A common refrain of those who support greater government control of health care is that free market capitalism just does not work in health care policy. It is like saying that the fundamental laws of economics do not apply. But the central problem of health care policy is that the basic laws of economics work only too well.
When companies get tax breaks to buy health care for their employees that the employees do not get at an individual level then there is an incentive to push compensation towards more coverage, generally meaning lower deductibles. We end up being over insured filing claims for small amounts. This drives up administrative costs. Low deductibles isolate the consumer from the cost provided and reduce that pressure on costs.
When we buy insurance privately- such as auto, liability and home owner’s policy, we do just the opposite. We buy the highest deductibles we can afford and we know that if we filed claims for flat tires and oil changes our auto policies would skyrocket.
When the government becomes the biggest buyer of health care through Medicare and Medicate and then uses that position to dictate lower prices two logical outcomes occur: hospitals shift costs to the private paying patients raising health care costs, and fewer doctors choose to participate in the government programs.
When Obama Care mandated that even high deductible policies cover 100% of preventative care- a cost that I was previously willing to bear- then the costs of these policies went up. This is true with every mandate that has been push by both federal and state agencies.
Rules that prevent insurance companies from crossing state lines increases administrative overhead and reduce competition.
This is not to ignore that there are some facets of health care that propose a challenge.

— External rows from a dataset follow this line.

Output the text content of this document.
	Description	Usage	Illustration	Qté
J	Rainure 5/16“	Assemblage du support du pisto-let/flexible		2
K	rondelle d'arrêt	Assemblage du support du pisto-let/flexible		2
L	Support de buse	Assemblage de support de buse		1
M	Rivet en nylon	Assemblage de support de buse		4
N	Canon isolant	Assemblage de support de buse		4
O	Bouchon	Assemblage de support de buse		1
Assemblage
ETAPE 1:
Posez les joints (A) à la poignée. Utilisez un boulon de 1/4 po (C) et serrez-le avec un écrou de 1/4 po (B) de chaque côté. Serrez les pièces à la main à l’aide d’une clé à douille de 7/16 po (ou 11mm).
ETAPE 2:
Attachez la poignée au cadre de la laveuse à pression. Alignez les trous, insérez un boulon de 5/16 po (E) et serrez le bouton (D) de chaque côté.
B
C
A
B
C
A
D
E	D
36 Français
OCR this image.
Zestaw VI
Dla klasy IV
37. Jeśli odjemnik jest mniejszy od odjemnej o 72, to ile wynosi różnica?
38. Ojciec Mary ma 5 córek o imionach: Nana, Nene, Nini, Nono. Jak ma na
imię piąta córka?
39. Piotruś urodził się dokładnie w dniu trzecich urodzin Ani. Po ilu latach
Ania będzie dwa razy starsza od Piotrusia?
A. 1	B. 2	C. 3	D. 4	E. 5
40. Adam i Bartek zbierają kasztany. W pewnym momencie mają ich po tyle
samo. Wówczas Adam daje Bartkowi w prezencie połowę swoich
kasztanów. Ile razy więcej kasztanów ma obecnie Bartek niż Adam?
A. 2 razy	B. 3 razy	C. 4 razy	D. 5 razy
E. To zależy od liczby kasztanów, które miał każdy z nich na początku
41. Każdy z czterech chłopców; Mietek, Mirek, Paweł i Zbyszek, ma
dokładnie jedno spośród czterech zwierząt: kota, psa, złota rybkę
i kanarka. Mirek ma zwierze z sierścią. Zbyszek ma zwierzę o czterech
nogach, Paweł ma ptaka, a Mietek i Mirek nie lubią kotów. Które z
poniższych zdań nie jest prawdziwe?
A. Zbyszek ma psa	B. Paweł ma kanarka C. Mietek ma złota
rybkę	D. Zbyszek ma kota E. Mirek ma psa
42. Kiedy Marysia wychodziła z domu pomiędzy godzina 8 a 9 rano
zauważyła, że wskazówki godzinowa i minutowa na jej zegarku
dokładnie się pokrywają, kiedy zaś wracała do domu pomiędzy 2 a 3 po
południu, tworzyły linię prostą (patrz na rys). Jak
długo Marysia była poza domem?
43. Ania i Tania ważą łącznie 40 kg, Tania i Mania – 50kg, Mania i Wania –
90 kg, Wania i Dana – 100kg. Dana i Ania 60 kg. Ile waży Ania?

It is to say that the government policies have driven up costs, reduced accountability, and without increases in quality.
Government policies have been used effectively to facilitate a dynamic market. Our bankruptcy laws are designed to clear away the debris of failure to allow capital to be redeployed effectively and quickly. Anti-trust laws were designed to keep large single players from preventing new competitive player from emerging.
Our health care laws and many other laws governing large institutions have gone in the other direction; propping up the older players with dominant positions and making it much more difficult for new competitors to enter the field.
Our policy has created a right in the minds of many health care consumers that is synonymous with not having to pay for health care.
Health care costs and economics do not go away because the government enters the field. There is some need to create common underwriting standards to achieve desired policy objectives. A health insurance company should not be allowed to dropped an insured or substantially raise the rates if they develop a chronic disease after the policy is written. And there needs to be some mechanism for insuring those with some underwriting considerations.
But the cost issue is better addressed by subsidizing coverage for those unable to afford it- not by inserting control and mandates throughout the system based on an elitist construct and decimating consumer choice. The health insurance market it too large, too dynamic and too complex to dictate from a central bureaucracy without causing enormous dislocations, higher costs and lower quality.